Oui, Thomas, ils ont été bien grossiers envers toi, les gens de cette ville. Mais est-ce une raison pour que nous quittions le pays ?
Crois-tu donc que la plèbe soit moins violente dans les autres villes que dans la nôtre ? Allons donc, ce sera toujours blanc bonnet et bonnet blanc. Après tout, je m’en moque. Laissons aboyer les roquets. Ce n’est pas encore là ce qu’il y a de pire : le pis est que, d’un bout du pays à l’autre, chaque homme est l’esclave d’un parti. Ce n’est pas que le mal soit si terrible en lui-même. Les choses ne valent peut-être pas mieux dans le libre occident : là aussi, on voit fleurir la majorité compacte, et l’opinion libérale, et tout le diable et son train. Mais tout cela, vois-tu, a lieu dans de vastes proportions. On y tue raide, mais on n’y fait pas mourir à petit feu, on n’y tenaille pas une âme libre mesquinement, comme chez nous. Et au besoin on peut se tenir à l’écart. (Remontant vers le fond.) Ah ! Si je savais seulement quelque forêt vierge ou quelque petite île à acheter à bon prix dans les mers du Sud.

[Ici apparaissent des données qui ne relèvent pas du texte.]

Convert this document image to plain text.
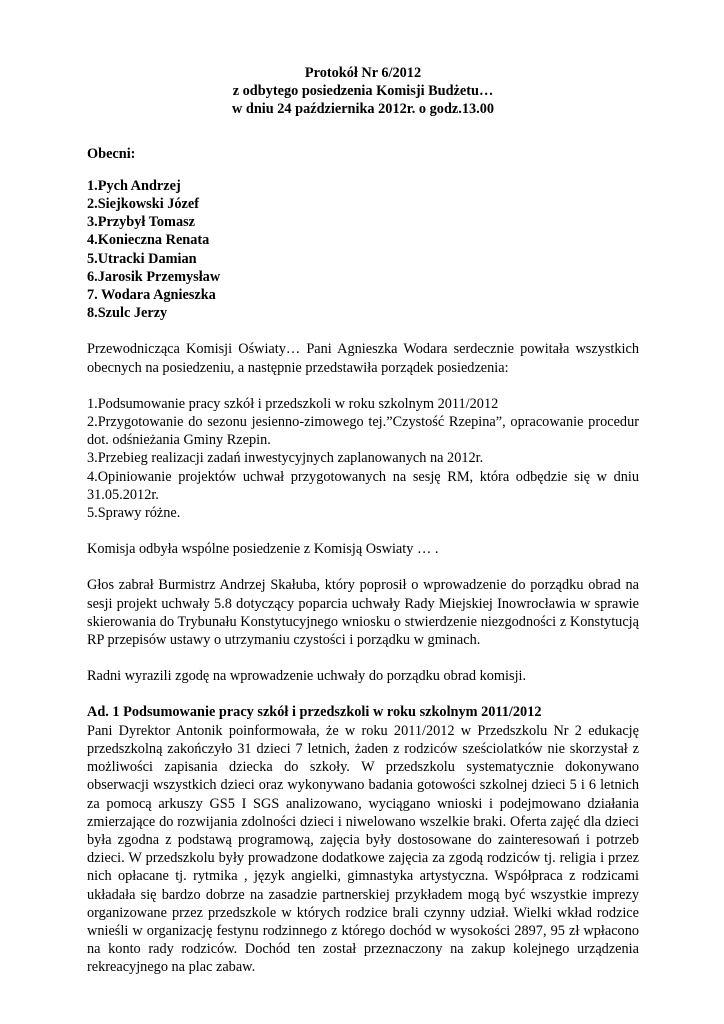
Protokół Nr 6/2012

z odbytego posiedzenia Komisji Budżetu…

w dniu 24 października 2012r. o godz.13.00

Obecni:

1.Pych Andrzej
2.Siejkowski Józef
3.Przybył Tomasz
4.Konieczna Renata
5.Utracki Damian
6.Jarosik Przemysław
7. Wodara Agnieszka
8.Szulc Jerzy

Przewodnicząca Komisji Oświaty… Pani Agnieszka Wodara serdecznie powitała wszystkich obecnych na posiedzeniu, a następnie przedstawiła porządek posiedzenia:

1.Podsumowanie pracy szkół i przedszkoli w roku szkolnym 2011/2012
2.Przygotowanie do sezonu jesienno-zimowego tej.”Czystość Rzepina”, opracowanie procedur dot. odśnieżania Gminy Rzepin.
3.Przebieg realizacji zadań inwestycyjnych zaplanowanych na 2012r.
4.Opiniowanie projektów uchwał przygotowanych na sesję RM, która odbędzie się w dniu 31.05.2012r.
5.Sprawy różne.

Komisja odbyła wspólne posiedzenie z Komisją Oswiaty … .

Głos zabrał Burmistrz Andrzej Skałuba, który poprosił o wprowadzenie do porządku obrad na sesji projekt uchwały 5.8 dotyczący poparcia uchwały Rady Miejskiej Inowrocławia w sprawie skierowania do Trybunału Konstytucyjnego wniosku o stwierdzenie niezgodności z Konstytucją RP przepisów ustawy o utrzymaniu czystości i porządku w gminach.

Radni wyrazili zgodę na wprowadzenie uchwały do porządku obrad komisji.

Ad. 1 Podsumowanie pracy szkół i przedszkoli w roku szkolnym 2011/2012

Pani Dyrektor Antonik poinformowała, że w roku 2011/2012 w Przedszkolu Nr 2 edukację przedszkolną zakończyło 31 dzieci 7 letnich, żaden z rodziców sześciolatków nie skorzystał z możliwości zapisania dziecka do szkoły. W przedszkolu systematycznie dokonywano obserwacji wszystkich dzieci oraz wykonywano badania gotowości szkolnej dzieci 5 i 6 letnich za pomocą arkuszy GS5 I SGS analizowano, wyciągano wnioski i podejmowano działania zmierzające do rozwijania zdolności dzieci i niwelowano wszelkie braki. Oferta zajęć dla dzieci była zgodna z podstawą programową, zajęcia były dostosowane do zainteresowań i potrzeb dzieci. W przedszkolu były prowadzone dodatkowe zajęcia za zgodą rodziców tj. religia i przez nich opłacane tj. rytmika , język angielki, gimnastyka artystyczna. Współpraca z rodzicami układała się bardzo dobrze na zasadzie partnerskiej przykładem mogą być wszystkie imprezy organizowane przez przedszkole w których rodzice brali czynny udział. Wielki wkład rodzice wnieśli w organizację festynu rodzinnego z którego dochód w wysokości 2897, 95 zł wpłacono na konto rady rodziców. Dochód ten został przeznaczony na zakup kolejnego urządzenia rekreacyjnego na plac zabaw.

Oui, mais nos garçons, Thomas ?
Vraiment, Catherine, tu m’étonnes ! Quoi ? Tu aimerais mieux que nos garçons grandissent dans une société comme la nôtre ? Tu as pourtant vu toi-même hier que la moitié de cette population est folle à lier. Et, si l’autre moitié n’a pas perdu l’esprit, c’est que ce sont des brutes qui n’ont point d’esprit à perdre.
Oui, mon cher Thomas, mais aussi tu es tellement imprudent dans tes paroles.
Allons donc ! Ce n’est peut-être pas vrai ce que je dis ? Ne bouleversent-ils pas toutes les idées. Ne font-ils pas une bouillie de ce qui est juste et injuste ? N’appellent-ils pas mensonge ce que je sais être la vérité ? Mais ce qu’il y a encore de plus prodigieusement fou, ce sont tous ces hommes, mûrs pourtant, tous ces libéraux qu’on voit circuler en masse, se prenant eux-mêmes et se faisant prendre pour des esprits indépendants. A-t-on jamais rien vu de pareil, dis, Catherine ?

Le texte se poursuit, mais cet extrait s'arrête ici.